Embattled Washington football owner Dan Snyder isn’t expected to lose hold of his team after 15 former employees — and two journalists — said they were sexually harassed during their time with the organization. While the NFL will consider fining the football team and taking action against those accused, the Washington Post eported it is unlikely …
Embattled Washington football owner Dan Snyder isn’t expected to lose hold of his team after 15 former employees — and two journalists — said they were sexually harassed during their time with the organization.
While the NFL will consider fining the football team and taking action against those accused, the Washington Post eported it is unlikely for the league and fellow owners to try and force Snyder into selling the club he has owned since 1999.
The 55-year-old Snyder was not accused of sexual harassment, although the report painted a picture of a toxic culture within the organization that may have perpetuated the alleged misconduct.
In a statement Friday, Snyder said the Washington Post report “strengthened my commitment to setting a new culture and standard for our team, a process that began with the hiring of Coach [Ron] Rivera” over the offseason.
NFL bylaws permit the league and team owners “the right to attempt to force the sale of a team if an owner is deemed to have engaged in conduct detrimental to the welfare of the league,” according to the Washington Post.

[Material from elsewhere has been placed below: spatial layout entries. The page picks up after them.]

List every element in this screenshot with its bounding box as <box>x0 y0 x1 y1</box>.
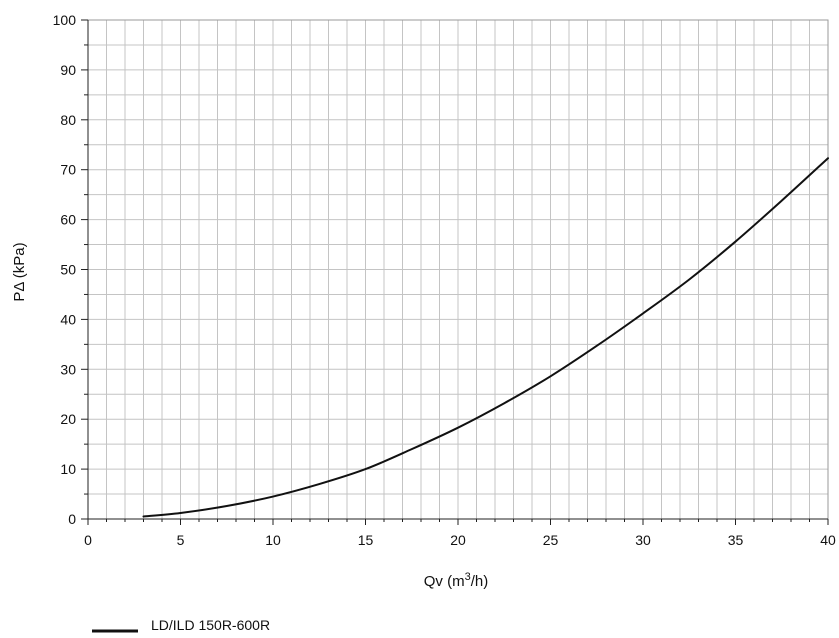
x-tick-label: 30 <box>635 532 651 548</box>
legend: LD/ILD 150R-600R <box>92 617 270 633</box>
x-axis-title: Qv (m3/h) <box>424 571 488 590</box>
tick-labels: 0 10 20 30 40 50 60 70 80 90 100 0 5 10 15 20 25 30 35 40 <box>53 12 836 548</box>
y-tick-label: 90 <box>60 62 76 78</box>
series-line-0 <box>142 157 829 518</box>
axes <box>81 19 829 525</box>
y-tick-label: 0 <box>68 511 76 527</box>
y-axis-title: PΔ (kPa) <box>11 242 28 301</box>
x-tick-label: 15 <box>358 532 374 548</box>
x-tick-label: 40 <box>820 532 836 548</box>
series-lines <box>142 157 829 518</box>
legend-label: LD/ILD 150R-600R <box>151 617 270 633</box>
y-tick-label: 20 <box>60 411 76 427</box>
y-tick-label: 30 <box>60 361 76 377</box>
x-axis-title-superscript: 3 <box>465 571 471 583</box>
x-tick-label: 25 <box>543 532 559 548</box>
x-tick-label: 10 <box>265 532 281 548</box>
y-tick-label: 40 <box>60 311 76 327</box>
y-tick-label: 10 <box>60 461 76 477</box>
y-tick-label: 60 <box>60 212 76 228</box>
y-tick-label: 80 <box>60 112 76 128</box>
y-tick-label: 100 <box>53 12 77 28</box>
x-tick-label: 20 <box>450 532 466 548</box>
x-tick-label: 5 <box>177 532 185 548</box>
y-tick-label: 50 <box>60 262 76 278</box>
grid <box>88 20 828 519</box>
x-axis-title-main: Qv (m <box>424 573 465 590</box>
x-tick-label: 35 <box>728 532 744 548</box>
y-tick-label: 70 <box>60 162 76 178</box>
x-tick-label: 0 <box>84 532 92 548</box>
x-axis-title-tail: /h) <box>471 573 489 590</box>
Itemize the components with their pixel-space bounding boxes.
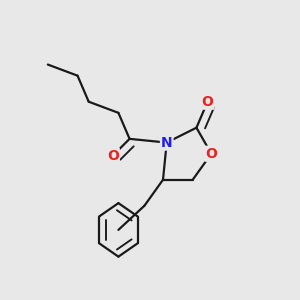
Text: O: O bbox=[107, 148, 119, 163]
Text: O: O bbox=[202, 95, 214, 109]
Text: N: N bbox=[161, 136, 172, 150]
Text: O: O bbox=[206, 147, 217, 161]
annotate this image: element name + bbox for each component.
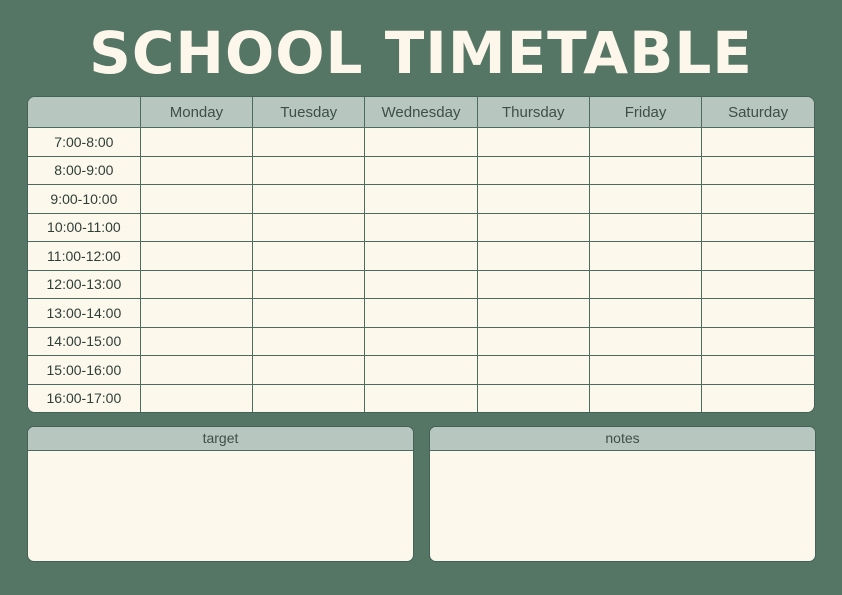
day-header-saturday: Saturday — [701, 97, 814, 128]
time-slot-label: 13:00-14:00 — [28, 298, 141, 328]
notes-panel[interactable]: notes — [429, 426, 816, 562]
day-header-thursday: Thursday — [476, 97, 590, 128]
cell-friday[interactable] — [588, 355, 703, 385]
time-slot-label: 14:00-15:00 — [28, 326, 141, 357]
cell-thursday[interactable] — [476, 184, 590, 214]
cell-thursday[interactable] — [476, 155, 590, 186]
cell-tuesday[interactable] — [252, 355, 366, 385]
cell-monday[interactable] — [139, 355, 254, 385]
cell-wednesday[interactable] — [364, 355, 478, 385]
cell-wednesday[interactable] — [364, 127, 478, 157]
cell-tuesday[interactable] — [252, 184, 366, 214]
cell-monday[interactable] — [139, 127, 254, 157]
table-row: 7:00-8:00 — [28, 127, 814, 157]
cell-monday[interactable] — [139, 212, 254, 243]
cell-friday[interactable] — [588, 127, 703, 157]
cell-friday[interactable] — [588, 383, 703, 412]
time-slot-label: 11:00-12:00 — [28, 241, 141, 271]
cell-friday[interactable] — [588, 155, 703, 186]
cell-thursday[interactable] — [476, 269, 590, 300]
cell-saturday[interactable] — [701, 355, 814, 385]
cell-saturday[interactable] — [701, 155, 814, 186]
cell-saturday[interactable] — [701, 298, 814, 328]
cell-saturday[interactable] — [701, 326, 814, 357]
table-row: 14:00-15:00 — [28, 326, 814, 357]
cell-tuesday[interactable] — [252, 155, 366, 186]
cell-saturday[interactable] — [701, 383, 814, 412]
cell-wednesday[interactable] — [364, 383, 478, 412]
cell-monday[interactable] — [139, 383, 254, 412]
cell-monday[interactable] — [139, 298, 254, 328]
table-row: 15:00-16:00 — [28, 355, 814, 385]
timetable: Monday Tuesday Wednesday Thursday Friday Satu… — [27, 96, 815, 413]
day-header-monday: Monday — [139, 97, 254, 128]
cell-tuesday[interactable] — [252, 212, 366, 243]
table-row: 16:00-17:00 — [28, 383, 814, 412]
cell-saturday[interactable] — [701, 184, 814, 214]
table-row: 10:00-11:00 — [28, 212, 814, 243]
time-slot-label: 7:00-8:00 — [28, 127, 141, 157]
time-slot-label: 12:00-13:00 — [28, 269, 141, 300]
cell-wednesday[interactable] — [364, 269, 478, 300]
cell-saturday[interactable] — [701, 127, 814, 157]
cell-wednesday[interactable] — [364, 155, 478, 186]
cell-friday[interactable] — [588, 269, 703, 300]
corner-cell — [28, 97, 141, 128]
cell-thursday[interactable] — [476, 326, 590, 357]
cell-friday[interactable] — [588, 241, 703, 271]
cell-thursday[interactable] — [476, 298, 590, 328]
cell-thursday[interactable] — [476, 355, 590, 385]
target-header: target — [28, 427, 413, 451]
cell-wednesday[interactable] — [364, 241, 478, 271]
cell-friday[interactable] — [588, 212, 703, 243]
table-row: 11:00-12:00 — [28, 241, 814, 271]
cell-saturday[interactable] — [701, 212, 814, 243]
cell-monday[interactable] — [139, 326, 254, 357]
table-row: 13:00-14:00 — [28, 298, 814, 328]
cell-wednesday[interactable] — [364, 212, 478, 243]
cell-tuesday[interactable] — [252, 298, 366, 328]
cell-thursday[interactable] — [476, 127, 590, 157]
cell-tuesday[interactable] — [252, 383, 366, 412]
cell-tuesday[interactable] — [252, 127, 366, 157]
cell-monday[interactable] — [139, 241, 254, 271]
cell-monday[interactable] — [139, 184, 254, 214]
time-slot-label: 15:00-16:00 — [28, 355, 141, 385]
header-row: Monday Tuesday Wednesday Thursday Friday Satu… — [28, 97, 814, 128]
cell-friday[interactable] — [588, 326, 703, 357]
cell-wednesday[interactable] — [364, 326, 478, 357]
cell-thursday[interactable] — [476, 212, 590, 243]
time-slot-label: 9:00-10:00 — [28, 184, 141, 214]
cell-tuesday[interactable] — [252, 326, 366, 357]
cell-wednesday[interactable] — [364, 298, 478, 328]
cell-tuesday[interactable] — [252, 241, 366, 271]
cell-saturday[interactable] — [701, 269, 814, 300]
table-row: 12:00-13:00 — [28, 269, 814, 300]
cell-wednesday[interactable] — [364, 184, 478, 214]
cell-thursday[interactable] — [476, 241, 590, 271]
time-slot-label: 10:00-11:00 — [28, 212, 141, 243]
page-title: SCHOOL TIMETABLE — [89, 19, 753, 87]
day-header-wednesday: Wednesday — [364, 97, 478, 128]
target-panel[interactable]: target — [27, 426, 414, 562]
cell-thursday[interactable] — [476, 383, 590, 412]
time-slot-label: 8:00-9:00 — [28, 155, 141, 186]
notes-header: notes — [430, 427, 815, 451]
cell-friday[interactable] — [588, 184, 703, 214]
table-row: 9:00-10:00 — [28, 184, 814, 214]
cell-monday[interactable] — [139, 155, 254, 186]
cell-saturday[interactable] — [701, 241, 814, 271]
time-slot-label: 16:00-17:00 — [28, 383, 141, 412]
cell-friday[interactable] — [588, 298, 703, 328]
day-header-tuesday: Tuesday — [252, 97, 366, 128]
day-header-friday: Friday — [588, 97, 703, 128]
table-row: 8:00-9:00 — [28, 155, 814, 186]
cell-monday[interactable] — [139, 269, 254, 300]
cell-tuesday[interactable] — [252, 269, 366, 300]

The league and team owners may have taken such a step three years ago against then-Carolina Panthers owner Jerry Richardson, who at the time had become the subject of allegations involving sexual harassment and the use of a racial slur against a team employee.

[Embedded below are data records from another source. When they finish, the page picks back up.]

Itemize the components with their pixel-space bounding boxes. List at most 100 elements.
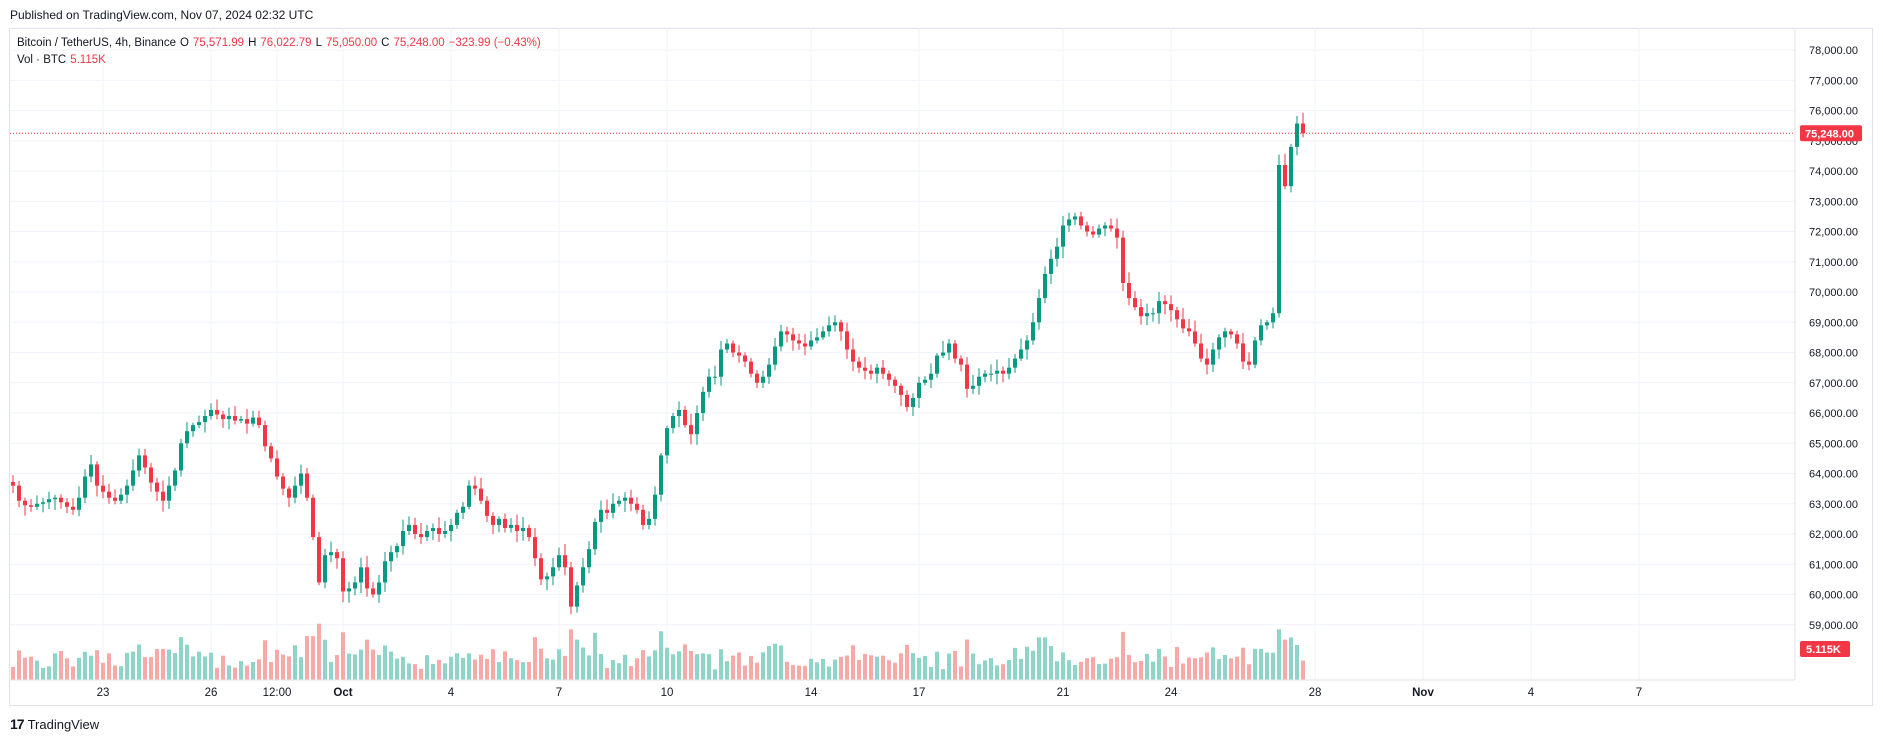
candle-body bbox=[1151, 313, 1155, 315]
volume-bar bbox=[881, 655, 885, 680]
open-value: 75,571.99 bbox=[192, 37, 245, 49]
candle-body bbox=[77, 497, 81, 510]
candle-body bbox=[665, 428, 669, 456]
volume-bar bbox=[935, 651, 939, 680]
candle-body bbox=[1067, 219, 1071, 226]
candle-body bbox=[587, 549, 591, 568]
volume-bar bbox=[113, 665, 117, 680]
candle-body bbox=[929, 373, 933, 380]
candle-body bbox=[1007, 367, 1011, 374]
candle-body bbox=[1025, 340, 1029, 350]
candle-body bbox=[365, 567, 369, 589]
volume-bar bbox=[1277, 629, 1281, 680]
candle-body bbox=[29, 505, 33, 507]
time-tick-label: 28 bbox=[1309, 687, 1322, 699]
volume-bar bbox=[773, 643, 777, 680]
volume-bar bbox=[83, 651, 87, 680]
high-value: 76,022.79 bbox=[260, 37, 312, 49]
volume-bar bbox=[119, 666, 123, 680]
price-tick-label: 74,000.00 bbox=[1809, 166, 1858, 178]
last-price-label: 75,248.00 bbox=[1805, 128, 1854, 140]
chart-frame[interactable] bbox=[9, 28, 1873, 706]
candle-body bbox=[479, 488, 483, 501]
volume-bar bbox=[659, 631, 663, 680]
candle-body bbox=[941, 352, 945, 356]
volume-bar bbox=[1109, 658, 1113, 680]
time-tick-label: 21 bbox=[1057, 687, 1070, 699]
volume-bar bbox=[1181, 663, 1185, 680]
volume-bar bbox=[77, 657, 81, 680]
time-tick-label: Nov bbox=[1412, 687, 1434, 699]
price-tick-label: 69,000.00 bbox=[1809, 317, 1858, 329]
candle-body bbox=[461, 506, 465, 513]
volume-bar bbox=[1151, 661, 1155, 680]
candle-body bbox=[509, 524, 513, 528]
candle-body bbox=[1205, 358, 1209, 365]
volume-bar bbox=[521, 662, 525, 680]
candle-body bbox=[125, 485, 129, 495]
volume-bar bbox=[953, 650, 957, 680]
candle-body bbox=[557, 555, 561, 568]
volume-bar bbox=[785, 661, 789, 680]
volume-bar bbox=[29, 656, 33, 680]
volume-bar bbox=[335, 655, 339, 680]
volume-bar bbox=[377, 654, 381, 680]
volume-bar bbox=[293, 645, 297, 680]
candle-body bbox=[1019, 349, 1023, 359]
candle-body bbox=[485, 500, 489, 516]
volume-bar bbox=[1127, 655, 1131, 680]
volume-bar bbox=[767, 645, 771, 680]
candle-body bbox=[1175, 310, 1179, 320]
volume-bar bbox=[23, 657, 27, 680]
candle-body bbox=[1187, 328, 1191, 332]
volume-bar bbox=[533, 637, 537, 680]
volume-bar bbox=[41, 667, 45, 680]
time-tick-label: 12:00 bbox=[263, 687, 292, 699]
volume-bar bbox=[581, 647, 585, 680]
candle-body bbox=[1091, 231, 1095, 235]
volume-bar bbox=[1217, 659, 1221, 680]
price-tick-label: 73,000.00 bbox=[1809, 196, 1858, 208]
volume-bar bbox=[191, 656, 195, 680]
volume-bar bbox=[173, 653, 177, 680]
volume-bar bbox=[947, 653, 951, 680]
candle-body bbox=[611, 503, 615, 513]
candle-body bbox=[35, 503, 39, 507]
volume-bar bbox=[1187, 657, 1191, 680]
candle-body bbox=[359, 567, 363, 583]
volume-bar bbox=[281, 654, 285, 680]
candle-body bbox=[59, 497, 63, 503]
volume-bar bbox=[95, 650, 99, 680]
candle-body bbox=[371, 588, 375, 595]
time-tick-label: 14 bbox=[805, 687, 818, 699]
candle-body bbox=[347, 588, 351, 592]
candle-body bbox=[377, 582, 381, 595]
volume-bar bbox=[1301, 660, 1305, 680]
volume-bar bbox=[1121, 631, 1125, 680]
candle-body bbox=[569, 567, 573, 607]
candle-body bbox=[683, 410, 687, 426]
candle-body bbox=[695, 413, 699, 435]
candle-body bbox=[107, 491, 111, 498]
candle-body bbox=[1235, 334, 1239, 344]
volume-bar bbox=[593, 632, 597, 680]
price-tick-label: 68,000.00 bbox=[1809, 348, 1858, 360]
volume-bar bbox=[1097, 664, 1101, 680]
volume-bar bbox=[1283, 639, 1287, 680]
candle-body bbox=[1199, 343, 1203, 359]
volume-label: 5.115K bbox=[1806, 644, 1841, 656]
volume-bar bbox=[737, 652, 741, 680]
candle-body bbox=[701, 391, 705, 414]
price-tick-label: 65,000.00 bbox=[1809, 438, 1858, 450]
candle-body bbox=[281, 476, 285, 489]
volume-bar bbox=[215, 667, 219, 680]
candle-body bbox=[1193, 331, 1197, 344]
volume-bar bbox=[1085, 658, 1089, 680]
candle-body bbox=[275, 458, 279, 477]
volume-bar bbox=[1205, 652, 1209, 680]
high-label: H bbox=[248, 37, 257, 49]
candle-body bbox=[743, 355, 747, 362]
price-tick-label: 63,000.00 bbox=[1809, 499, 1858, 511]
volume-bar bbox=[971, 653, 975, 680]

But Richardson abruptly announced he would be selling the team following a Sports Illustrated report that laid out the allegations, financial settlements nondisclosure agreements.
The NFL later fined Richardson $2.75 million after it conducted an investigation.
Snyder has not given any indication he would sell his team.
The NFL called the Washington accusations “disturbing.” Before taking any potential action, the league said it will review the findings of a team-hired attorney called on by Snyder to look into the club’s culture.
The allegations involving the Washington football team, which spanned from 2006 to 2019, were made against Larry Michael, the team’s former senior vice president of content and radio play-by-play announcer; Alex Santos, the former director of pro personnel; Richard Mann II, the former assistant director of pro personnel; Dennis Greene, the former president of business operations; and Mitch Gershman, the former chief operating officer.
Michael retired Wednesday, a day before the report was published, while Santos and Mann were fired last weekend.
The explosive Washington Post came on the heels of Snyder agreeing to change the team’s nickname many considered to be racist, a decision made only after facing financial pressure from team sponsors.
Minority ownership partners of the team, including Frederick W. Smith, Dwight Schar and Robert Rothman, also are in the process of selling their combined 40 percent stake in the team.
On the field, Washington has had just two playoff wins under Snyder.